A team of engineers has designed a new type of stent that could be used to deliver drugs to the gastrointestinal tract, respiratory tract and other tubular organs. The engineers took inspiration from kirigami, the Japanese art of folding and cutting paper to create three-dimensional structures.
Thesoft, stretchy tubular stents are made of silicone-based rubber that has been coated in a smooth layer of plastic that has itself been etched with small ‘needles’ that pop up when they’re stretched. The needles penetrate the surrounding tissue and deliver a payload of drug-containing microparticles. Once the stent has been removed, the drugs continue to be released over an extended period.
According to one of the study’s authors, Giovanni Traverso, an assistant professor of mechanical engineering at Massachusetts Institute of Technology and a trained gastroenterologist, this kind of localised drug delivery could make it easier to treat inflammatory diseases affecting the gastrointestinal tract, such as inflammatory bowel disease or eosinophilic esophagitis, by delivering drugs directlyto the affected tissues.
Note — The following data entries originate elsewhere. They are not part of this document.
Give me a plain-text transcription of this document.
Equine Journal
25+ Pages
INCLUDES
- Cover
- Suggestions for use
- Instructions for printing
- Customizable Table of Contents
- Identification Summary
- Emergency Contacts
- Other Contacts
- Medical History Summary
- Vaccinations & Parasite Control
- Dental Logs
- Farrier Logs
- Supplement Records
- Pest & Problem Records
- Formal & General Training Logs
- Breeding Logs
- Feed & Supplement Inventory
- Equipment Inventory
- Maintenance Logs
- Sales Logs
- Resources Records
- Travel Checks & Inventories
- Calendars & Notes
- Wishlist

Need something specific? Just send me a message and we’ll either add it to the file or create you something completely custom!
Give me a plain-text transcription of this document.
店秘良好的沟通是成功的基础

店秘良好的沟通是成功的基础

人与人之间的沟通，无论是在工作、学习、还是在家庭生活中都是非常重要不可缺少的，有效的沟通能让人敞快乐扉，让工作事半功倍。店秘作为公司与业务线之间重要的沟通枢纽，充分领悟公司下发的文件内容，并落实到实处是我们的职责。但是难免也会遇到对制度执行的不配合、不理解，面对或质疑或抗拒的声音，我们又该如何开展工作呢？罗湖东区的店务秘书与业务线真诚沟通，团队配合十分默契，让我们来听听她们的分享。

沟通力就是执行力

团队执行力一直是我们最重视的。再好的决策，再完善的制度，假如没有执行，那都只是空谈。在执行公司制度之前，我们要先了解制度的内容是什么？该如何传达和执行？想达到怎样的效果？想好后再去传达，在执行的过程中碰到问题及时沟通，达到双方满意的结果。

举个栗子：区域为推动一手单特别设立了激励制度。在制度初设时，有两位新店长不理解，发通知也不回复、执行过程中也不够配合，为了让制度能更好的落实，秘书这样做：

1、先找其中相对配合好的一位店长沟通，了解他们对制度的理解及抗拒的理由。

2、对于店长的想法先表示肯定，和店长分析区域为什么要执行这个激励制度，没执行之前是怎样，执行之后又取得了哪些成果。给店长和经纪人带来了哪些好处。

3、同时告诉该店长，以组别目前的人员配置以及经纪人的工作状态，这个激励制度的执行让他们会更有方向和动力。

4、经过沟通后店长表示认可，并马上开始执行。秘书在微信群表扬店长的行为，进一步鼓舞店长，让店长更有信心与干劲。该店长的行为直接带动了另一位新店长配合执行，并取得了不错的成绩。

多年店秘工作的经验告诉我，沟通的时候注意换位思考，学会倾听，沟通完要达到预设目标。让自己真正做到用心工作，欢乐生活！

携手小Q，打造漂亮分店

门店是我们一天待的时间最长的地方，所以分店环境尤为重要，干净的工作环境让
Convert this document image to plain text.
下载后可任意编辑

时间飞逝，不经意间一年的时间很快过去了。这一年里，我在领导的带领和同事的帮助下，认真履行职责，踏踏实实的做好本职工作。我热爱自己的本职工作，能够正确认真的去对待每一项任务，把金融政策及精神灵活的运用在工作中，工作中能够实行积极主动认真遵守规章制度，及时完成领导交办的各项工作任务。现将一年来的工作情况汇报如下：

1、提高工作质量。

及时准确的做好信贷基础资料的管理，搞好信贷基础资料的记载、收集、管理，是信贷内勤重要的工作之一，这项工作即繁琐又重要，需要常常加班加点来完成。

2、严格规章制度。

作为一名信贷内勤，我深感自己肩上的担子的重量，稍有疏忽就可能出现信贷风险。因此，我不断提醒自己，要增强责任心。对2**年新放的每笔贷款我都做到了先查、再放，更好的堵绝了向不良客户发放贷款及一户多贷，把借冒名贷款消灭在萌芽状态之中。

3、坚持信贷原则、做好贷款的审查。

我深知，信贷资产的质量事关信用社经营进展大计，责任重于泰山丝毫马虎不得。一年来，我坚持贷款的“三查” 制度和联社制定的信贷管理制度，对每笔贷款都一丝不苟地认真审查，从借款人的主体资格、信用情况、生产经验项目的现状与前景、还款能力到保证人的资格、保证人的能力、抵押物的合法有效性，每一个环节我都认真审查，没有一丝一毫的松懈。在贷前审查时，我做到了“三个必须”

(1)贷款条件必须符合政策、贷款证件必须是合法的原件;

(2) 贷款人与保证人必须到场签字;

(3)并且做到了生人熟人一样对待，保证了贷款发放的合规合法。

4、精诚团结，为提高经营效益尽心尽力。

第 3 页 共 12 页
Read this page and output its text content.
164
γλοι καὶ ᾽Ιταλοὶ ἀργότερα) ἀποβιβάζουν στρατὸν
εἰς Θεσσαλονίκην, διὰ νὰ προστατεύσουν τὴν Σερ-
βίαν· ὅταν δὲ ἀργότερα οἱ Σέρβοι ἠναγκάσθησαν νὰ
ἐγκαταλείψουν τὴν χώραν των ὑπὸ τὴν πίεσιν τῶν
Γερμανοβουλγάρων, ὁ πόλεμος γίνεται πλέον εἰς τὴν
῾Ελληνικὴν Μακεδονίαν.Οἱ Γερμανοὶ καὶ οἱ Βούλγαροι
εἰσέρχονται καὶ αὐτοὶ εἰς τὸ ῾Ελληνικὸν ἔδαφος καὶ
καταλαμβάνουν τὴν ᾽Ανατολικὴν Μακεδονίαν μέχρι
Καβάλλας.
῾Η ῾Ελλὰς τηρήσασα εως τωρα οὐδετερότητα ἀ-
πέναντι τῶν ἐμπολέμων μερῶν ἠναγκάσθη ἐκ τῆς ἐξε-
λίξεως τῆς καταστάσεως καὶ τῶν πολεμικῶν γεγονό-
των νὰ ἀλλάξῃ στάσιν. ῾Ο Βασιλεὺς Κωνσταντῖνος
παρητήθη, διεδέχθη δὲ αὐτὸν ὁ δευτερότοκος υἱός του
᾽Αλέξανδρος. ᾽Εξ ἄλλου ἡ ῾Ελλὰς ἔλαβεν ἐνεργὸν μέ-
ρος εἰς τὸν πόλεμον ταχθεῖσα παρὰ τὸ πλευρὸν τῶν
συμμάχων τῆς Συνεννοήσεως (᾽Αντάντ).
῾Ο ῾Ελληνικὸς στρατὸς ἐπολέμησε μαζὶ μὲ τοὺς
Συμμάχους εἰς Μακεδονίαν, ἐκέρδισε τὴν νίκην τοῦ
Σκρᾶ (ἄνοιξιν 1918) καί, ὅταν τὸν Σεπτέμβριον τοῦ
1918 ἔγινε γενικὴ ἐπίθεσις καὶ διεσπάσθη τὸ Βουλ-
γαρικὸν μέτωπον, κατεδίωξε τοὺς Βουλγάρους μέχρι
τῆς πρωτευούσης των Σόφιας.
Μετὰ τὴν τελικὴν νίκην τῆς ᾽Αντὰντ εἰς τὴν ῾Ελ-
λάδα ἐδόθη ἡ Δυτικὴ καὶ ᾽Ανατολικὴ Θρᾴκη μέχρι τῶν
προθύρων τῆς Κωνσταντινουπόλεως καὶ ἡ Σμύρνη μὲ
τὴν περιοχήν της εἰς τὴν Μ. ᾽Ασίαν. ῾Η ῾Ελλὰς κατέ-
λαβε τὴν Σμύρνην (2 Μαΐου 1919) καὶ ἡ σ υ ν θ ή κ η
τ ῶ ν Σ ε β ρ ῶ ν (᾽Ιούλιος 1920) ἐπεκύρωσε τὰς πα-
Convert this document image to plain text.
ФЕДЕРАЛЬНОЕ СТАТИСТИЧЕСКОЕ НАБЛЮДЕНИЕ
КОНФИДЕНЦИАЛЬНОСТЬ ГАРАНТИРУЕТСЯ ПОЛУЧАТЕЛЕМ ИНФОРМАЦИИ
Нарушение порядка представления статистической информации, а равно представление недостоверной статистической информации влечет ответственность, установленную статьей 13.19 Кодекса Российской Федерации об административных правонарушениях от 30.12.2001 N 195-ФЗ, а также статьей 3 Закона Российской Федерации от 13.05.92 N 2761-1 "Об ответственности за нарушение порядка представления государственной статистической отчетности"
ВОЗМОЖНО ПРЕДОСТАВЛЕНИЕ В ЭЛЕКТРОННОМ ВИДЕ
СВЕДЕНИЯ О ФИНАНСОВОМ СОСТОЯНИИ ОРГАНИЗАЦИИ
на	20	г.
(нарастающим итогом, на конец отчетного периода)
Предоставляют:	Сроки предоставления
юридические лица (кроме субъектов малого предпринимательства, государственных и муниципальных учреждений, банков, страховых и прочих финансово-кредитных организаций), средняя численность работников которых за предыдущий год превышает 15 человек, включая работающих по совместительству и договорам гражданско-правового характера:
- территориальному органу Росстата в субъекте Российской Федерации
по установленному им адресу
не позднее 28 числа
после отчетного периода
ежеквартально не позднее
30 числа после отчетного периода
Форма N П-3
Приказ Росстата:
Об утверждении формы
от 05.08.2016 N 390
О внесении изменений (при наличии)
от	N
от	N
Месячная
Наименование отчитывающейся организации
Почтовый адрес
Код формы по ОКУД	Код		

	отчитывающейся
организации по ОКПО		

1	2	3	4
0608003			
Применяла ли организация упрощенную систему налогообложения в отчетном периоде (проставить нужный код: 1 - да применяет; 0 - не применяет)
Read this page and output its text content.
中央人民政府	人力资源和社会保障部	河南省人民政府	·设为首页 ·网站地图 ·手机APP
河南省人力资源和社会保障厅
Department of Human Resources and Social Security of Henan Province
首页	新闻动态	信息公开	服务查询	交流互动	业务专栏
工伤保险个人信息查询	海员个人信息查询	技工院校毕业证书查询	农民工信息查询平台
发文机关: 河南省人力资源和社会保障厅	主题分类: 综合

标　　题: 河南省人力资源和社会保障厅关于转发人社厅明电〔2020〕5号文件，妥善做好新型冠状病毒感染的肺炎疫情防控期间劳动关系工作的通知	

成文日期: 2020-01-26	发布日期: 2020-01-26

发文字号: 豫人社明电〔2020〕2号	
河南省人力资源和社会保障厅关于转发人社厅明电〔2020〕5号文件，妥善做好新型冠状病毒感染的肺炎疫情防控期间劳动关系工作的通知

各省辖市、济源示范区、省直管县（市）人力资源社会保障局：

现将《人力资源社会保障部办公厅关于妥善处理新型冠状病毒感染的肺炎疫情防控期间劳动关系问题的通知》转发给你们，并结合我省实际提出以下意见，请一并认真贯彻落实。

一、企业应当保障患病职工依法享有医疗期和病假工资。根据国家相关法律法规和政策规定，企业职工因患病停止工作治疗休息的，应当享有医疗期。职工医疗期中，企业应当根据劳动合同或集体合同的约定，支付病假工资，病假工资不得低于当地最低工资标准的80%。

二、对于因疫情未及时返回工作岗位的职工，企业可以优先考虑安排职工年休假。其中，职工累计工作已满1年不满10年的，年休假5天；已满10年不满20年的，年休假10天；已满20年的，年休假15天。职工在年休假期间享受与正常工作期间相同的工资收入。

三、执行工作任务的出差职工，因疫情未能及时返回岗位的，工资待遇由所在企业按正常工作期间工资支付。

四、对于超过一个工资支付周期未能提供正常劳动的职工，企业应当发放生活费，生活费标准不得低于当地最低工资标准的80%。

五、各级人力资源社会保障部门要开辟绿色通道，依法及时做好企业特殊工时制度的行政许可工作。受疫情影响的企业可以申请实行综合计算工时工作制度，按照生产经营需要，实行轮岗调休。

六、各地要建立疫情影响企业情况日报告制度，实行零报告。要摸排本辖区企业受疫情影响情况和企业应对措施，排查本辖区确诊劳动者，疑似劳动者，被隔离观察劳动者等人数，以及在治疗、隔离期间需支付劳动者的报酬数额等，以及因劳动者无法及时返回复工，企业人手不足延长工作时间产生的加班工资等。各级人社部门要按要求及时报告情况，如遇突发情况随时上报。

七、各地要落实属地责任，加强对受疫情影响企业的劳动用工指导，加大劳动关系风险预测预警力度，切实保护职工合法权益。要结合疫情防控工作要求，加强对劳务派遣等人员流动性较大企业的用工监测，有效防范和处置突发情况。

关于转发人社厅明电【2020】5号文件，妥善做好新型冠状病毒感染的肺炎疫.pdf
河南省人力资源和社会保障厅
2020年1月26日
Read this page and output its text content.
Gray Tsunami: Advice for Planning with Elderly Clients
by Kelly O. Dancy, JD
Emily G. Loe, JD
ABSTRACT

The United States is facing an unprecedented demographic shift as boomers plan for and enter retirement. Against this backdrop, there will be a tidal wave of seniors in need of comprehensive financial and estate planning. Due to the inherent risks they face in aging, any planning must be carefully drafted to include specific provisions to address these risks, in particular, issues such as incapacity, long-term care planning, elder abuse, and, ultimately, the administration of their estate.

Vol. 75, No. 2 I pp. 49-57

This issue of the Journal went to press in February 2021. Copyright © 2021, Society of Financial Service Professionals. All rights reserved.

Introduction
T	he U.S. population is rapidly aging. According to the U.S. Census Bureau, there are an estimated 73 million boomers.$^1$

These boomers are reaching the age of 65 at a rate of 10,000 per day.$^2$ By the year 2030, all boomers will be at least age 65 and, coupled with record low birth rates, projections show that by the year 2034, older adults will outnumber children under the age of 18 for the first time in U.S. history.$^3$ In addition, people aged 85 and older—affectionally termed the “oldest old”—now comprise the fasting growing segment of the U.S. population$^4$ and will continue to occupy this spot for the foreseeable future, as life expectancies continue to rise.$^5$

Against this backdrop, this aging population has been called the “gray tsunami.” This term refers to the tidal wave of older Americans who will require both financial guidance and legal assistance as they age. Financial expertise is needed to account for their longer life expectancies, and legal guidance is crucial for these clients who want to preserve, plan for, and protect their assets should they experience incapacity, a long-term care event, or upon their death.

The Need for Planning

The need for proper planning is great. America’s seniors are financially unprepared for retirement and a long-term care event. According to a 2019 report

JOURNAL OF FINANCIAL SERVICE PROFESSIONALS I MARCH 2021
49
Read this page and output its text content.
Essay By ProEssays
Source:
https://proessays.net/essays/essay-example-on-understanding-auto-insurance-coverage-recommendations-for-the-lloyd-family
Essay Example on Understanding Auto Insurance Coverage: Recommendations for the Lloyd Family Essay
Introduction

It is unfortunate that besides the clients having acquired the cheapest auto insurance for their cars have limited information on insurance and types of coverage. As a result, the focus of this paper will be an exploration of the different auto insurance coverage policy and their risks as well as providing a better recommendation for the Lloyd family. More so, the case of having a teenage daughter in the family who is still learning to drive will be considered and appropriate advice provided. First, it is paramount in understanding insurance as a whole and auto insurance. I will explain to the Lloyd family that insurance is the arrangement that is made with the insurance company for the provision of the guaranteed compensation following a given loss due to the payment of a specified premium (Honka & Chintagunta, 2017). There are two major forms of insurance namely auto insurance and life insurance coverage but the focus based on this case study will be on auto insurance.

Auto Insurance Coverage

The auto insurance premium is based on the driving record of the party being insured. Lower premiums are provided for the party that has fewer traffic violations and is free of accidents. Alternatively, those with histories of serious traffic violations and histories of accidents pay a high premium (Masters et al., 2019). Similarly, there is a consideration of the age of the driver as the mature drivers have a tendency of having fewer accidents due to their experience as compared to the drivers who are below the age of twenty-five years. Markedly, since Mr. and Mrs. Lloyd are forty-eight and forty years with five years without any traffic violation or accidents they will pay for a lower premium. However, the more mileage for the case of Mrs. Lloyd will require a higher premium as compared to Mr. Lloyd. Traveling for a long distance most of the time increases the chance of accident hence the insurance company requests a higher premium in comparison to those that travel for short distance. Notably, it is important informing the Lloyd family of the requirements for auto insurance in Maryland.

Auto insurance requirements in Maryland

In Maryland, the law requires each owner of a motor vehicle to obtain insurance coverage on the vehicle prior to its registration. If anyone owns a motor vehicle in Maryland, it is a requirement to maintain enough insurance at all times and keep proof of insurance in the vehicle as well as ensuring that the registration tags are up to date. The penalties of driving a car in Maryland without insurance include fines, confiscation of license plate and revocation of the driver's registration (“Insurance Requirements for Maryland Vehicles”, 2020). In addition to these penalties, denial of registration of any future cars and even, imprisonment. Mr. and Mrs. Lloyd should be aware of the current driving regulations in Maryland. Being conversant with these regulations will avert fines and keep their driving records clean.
‘This technology could be applied in essentially any tubular organ,’ Traverso said. ‘Having the ability to deliver drugs locally, on an infrequent basis, really maximises the likelihood of helping to resolve patients’ conditions and could be transformative in how we think about patient care by enabling local, prolonged drug delivery following a single treatment.’
Inserting stents into the gastrointestinal tract can be difficult because digested food is continuously moving through the tract. The MIT team sought to get around this by creating a stent that would be inserted temporarily, lodge firmly into the tissue to deliver its payload and then be easily removed.
‘The novelty of our approach is that we used tools and concepts from mechanics, combined with bioinspiration from scaly-skinned animals, to develop a new class of drug-releasing systems with the capacity to deposit drug depots directly into luminal walls of tubular organs for extended release,’ said the study’s lead author, Sahab Babaee, an MIT research scientist. ‘The kirigami stents were engineered to provide a reversible shape transformation: from flat, to 3D, buckled-out needles for tissue engagement, and then to the original flat shape for easy and safe removal.’
Researchers in Traverso’s lab have previously used kirigami to design a non-slip coating for shoe soles.
The researchers created kirigami needles with a range of different sizes and shapes. By varying these features, as well as the thickness of the plastic sheet, they found that they could control how deeply the needles penetrate the tissue. ‘The advantage of our system is that it can be applied to various length scales to be matched with the size of the target tubular compartments of the gastrointestinal tract or any tubular organs,’ Babaee said.
The researchers tested the stents by endoscopically inserting them into the oesophagus of pigs. Once in place, the stents were inflated using a balloon inside the stent, which caused the needles to pop up and penetrate roughly half a millimetre into the surrounding tissue. The needles were coated with microparticles containing a steroid used to treat inflammatory bowel disease.
Deflating the balloon caused the needles to flatten out, enabling the researchers to remove the stent endoscopically. The entire process took only a couple of minutes. The microparticles gradually released budesonide for about a week.
The researchers are now experimenting with the delivery of other types of drugs and working on scaling up the manufacturing process, with the goal of eventually testing the stents in human patients.
The study has been published in the journal Nature Materials.